IMG_20150115_174108In the course of my recent extended interview with Cory Doctorow in Budapest, I asked him whether he saw parallels between post-Charlie Hebdo government attitudes towards cybersecurity and Big Publishing/Big Media attitudes towards DRM. This was his response.

The way to understand how big publishers think about DRM is not that they think it really prevents piracy. If you press them on this, their standard answer is that it’s imperfect but better than nothing, it’s a speed bump, it slows things down. None of those arguments actually hold water: they’re not evidence-grounded.

What we need to distinguish when we talk about what DRM does is what it does to individuals versus what it does to firms, foundations and people with a profile and a name. And DRM has effectively no impact on what you or I can choose to do. What it does do is make sure that if you’re investing in a company that might do something lawful, but to do that has to remove DRM, then that investment will never surface, because removing DRM is illegal even if you’re doing something that is otherwise legal.

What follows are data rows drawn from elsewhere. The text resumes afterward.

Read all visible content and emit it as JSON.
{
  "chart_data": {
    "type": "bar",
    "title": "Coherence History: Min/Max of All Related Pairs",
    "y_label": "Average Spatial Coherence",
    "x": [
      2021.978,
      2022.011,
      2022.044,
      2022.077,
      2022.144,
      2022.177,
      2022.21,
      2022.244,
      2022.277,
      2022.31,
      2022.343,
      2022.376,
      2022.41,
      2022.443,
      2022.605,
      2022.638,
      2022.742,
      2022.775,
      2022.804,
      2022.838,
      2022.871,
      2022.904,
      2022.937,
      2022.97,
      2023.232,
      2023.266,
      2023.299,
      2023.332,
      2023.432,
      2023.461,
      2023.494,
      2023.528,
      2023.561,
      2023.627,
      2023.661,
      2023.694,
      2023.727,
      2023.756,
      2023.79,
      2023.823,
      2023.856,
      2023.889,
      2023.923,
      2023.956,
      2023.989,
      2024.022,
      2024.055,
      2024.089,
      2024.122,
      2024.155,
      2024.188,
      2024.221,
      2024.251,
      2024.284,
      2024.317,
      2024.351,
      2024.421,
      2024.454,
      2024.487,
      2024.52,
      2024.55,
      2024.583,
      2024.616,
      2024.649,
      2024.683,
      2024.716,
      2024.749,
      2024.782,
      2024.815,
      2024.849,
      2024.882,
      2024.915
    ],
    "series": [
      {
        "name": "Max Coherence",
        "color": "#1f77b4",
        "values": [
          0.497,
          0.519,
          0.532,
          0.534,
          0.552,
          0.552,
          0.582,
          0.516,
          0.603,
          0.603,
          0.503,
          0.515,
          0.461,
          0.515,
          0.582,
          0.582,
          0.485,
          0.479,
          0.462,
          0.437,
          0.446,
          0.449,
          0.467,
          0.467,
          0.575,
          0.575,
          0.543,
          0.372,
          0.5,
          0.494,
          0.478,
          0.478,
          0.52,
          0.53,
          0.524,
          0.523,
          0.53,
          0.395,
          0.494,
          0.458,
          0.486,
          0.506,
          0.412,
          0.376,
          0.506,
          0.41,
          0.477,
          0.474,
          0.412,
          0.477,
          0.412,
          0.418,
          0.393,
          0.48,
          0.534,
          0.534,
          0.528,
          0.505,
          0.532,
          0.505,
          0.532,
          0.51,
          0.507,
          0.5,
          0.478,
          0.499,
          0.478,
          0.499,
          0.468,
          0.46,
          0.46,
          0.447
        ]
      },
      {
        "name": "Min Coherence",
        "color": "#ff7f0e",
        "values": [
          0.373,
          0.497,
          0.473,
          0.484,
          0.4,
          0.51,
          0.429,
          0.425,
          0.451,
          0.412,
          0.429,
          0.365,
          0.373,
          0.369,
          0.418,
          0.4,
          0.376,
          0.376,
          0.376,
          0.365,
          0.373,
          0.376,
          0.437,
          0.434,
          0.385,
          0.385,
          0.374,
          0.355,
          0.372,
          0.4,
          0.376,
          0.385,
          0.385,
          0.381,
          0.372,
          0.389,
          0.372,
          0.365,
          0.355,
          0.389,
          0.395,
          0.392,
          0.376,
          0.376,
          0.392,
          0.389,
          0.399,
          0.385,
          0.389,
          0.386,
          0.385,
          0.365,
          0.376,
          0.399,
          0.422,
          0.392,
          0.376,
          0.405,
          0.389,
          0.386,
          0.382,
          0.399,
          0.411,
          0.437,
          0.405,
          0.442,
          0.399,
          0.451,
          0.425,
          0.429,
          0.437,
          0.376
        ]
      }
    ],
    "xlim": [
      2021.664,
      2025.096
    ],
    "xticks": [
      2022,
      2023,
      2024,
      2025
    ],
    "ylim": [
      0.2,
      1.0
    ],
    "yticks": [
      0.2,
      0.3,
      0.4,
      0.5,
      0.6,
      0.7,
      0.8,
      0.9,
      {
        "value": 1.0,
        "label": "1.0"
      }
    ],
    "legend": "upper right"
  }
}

What that means is there are features whose restrictions can be monetized, such as ripping a DVD. Instead of ripping a DVD if you want to watch it on your tablet, you are lawfully required to buy it again from an online video store. And it’s not hard to rip a DVD and put it on your tablet. Here in Hungary there’s VLC and they will help you rip your DVD. But you can’t go into an Argos or a shop in the high street that caters to an audience of normal people and buy a product that does what iTunes does for CDs for your DVDs. And what they want to be able to do is not prevent piracy but create a market for selling you something that you should by rights be allowed to get for free, and they want to prevent competition. DRM’s actually very good for that, not because it’s technically challenging, but because it gives you a basis to sue people who do it. It creates a private law.

States, when they start to talk about DRM, don’t usually call it DRM: They usually talk about it in terms of other capabilities it lawful interception capability. The attorney general, the mayor of New York, and David Cameron have all said that there should be some kind of back door in devices that have full-disk encryption and some kind of mechanism for communicating with each other using strong crypto. David Cameron has called it a golden key. And even if you accept the idea that there might be a golden key, which is kind of silly, a cryptographer friend of mine said the only university where the cryptographers believe there is a golden key is Hogwarts, the only way you can stop me from installing a crypto app that doesn’t support the golden key, or refreshing my file system with one that doesn’t have a golden key back door, is by making it illegal for firms to produce the technology that allows for that, by having a wider set of policies that are not technological but are a kind of range of political and economic policies about what can be produced, how hardware and software can be made, and so on. That’s a very ambitious policy project. You are effectively specifying microlithography details for chip foundries when you do this.

And to a certain extent I think David Cameron doesn’t understand this. But I do think that people in his policy and advisory circle do see a huge advantage in taking all the main high street firms and the two commercial operating system vendors and insisting that they build back doors in, if for nothing else than it lets them separate the sheep from the goats. It becomes a presumption of guilt to be using anything but these tools. And for the commercial vendors, to a certain extent, there is a huge potential upside to this.

If it becomes illegal to use any software or hardware or OS you want within your data center, then it becomes a fight not between whether there are walled gardens or not, but about which walled garden succeeds. That is a very attractive commercial proposition to a certain type of firm who, although they would bemoan the loss of strong crypto and the potential downside to their clients and their industrial secrecy, would at the same time be very interested in a world in which BSD and GNU Linux disappeared from the data centers and were replaced by enterprise versions of OS10 and Windows.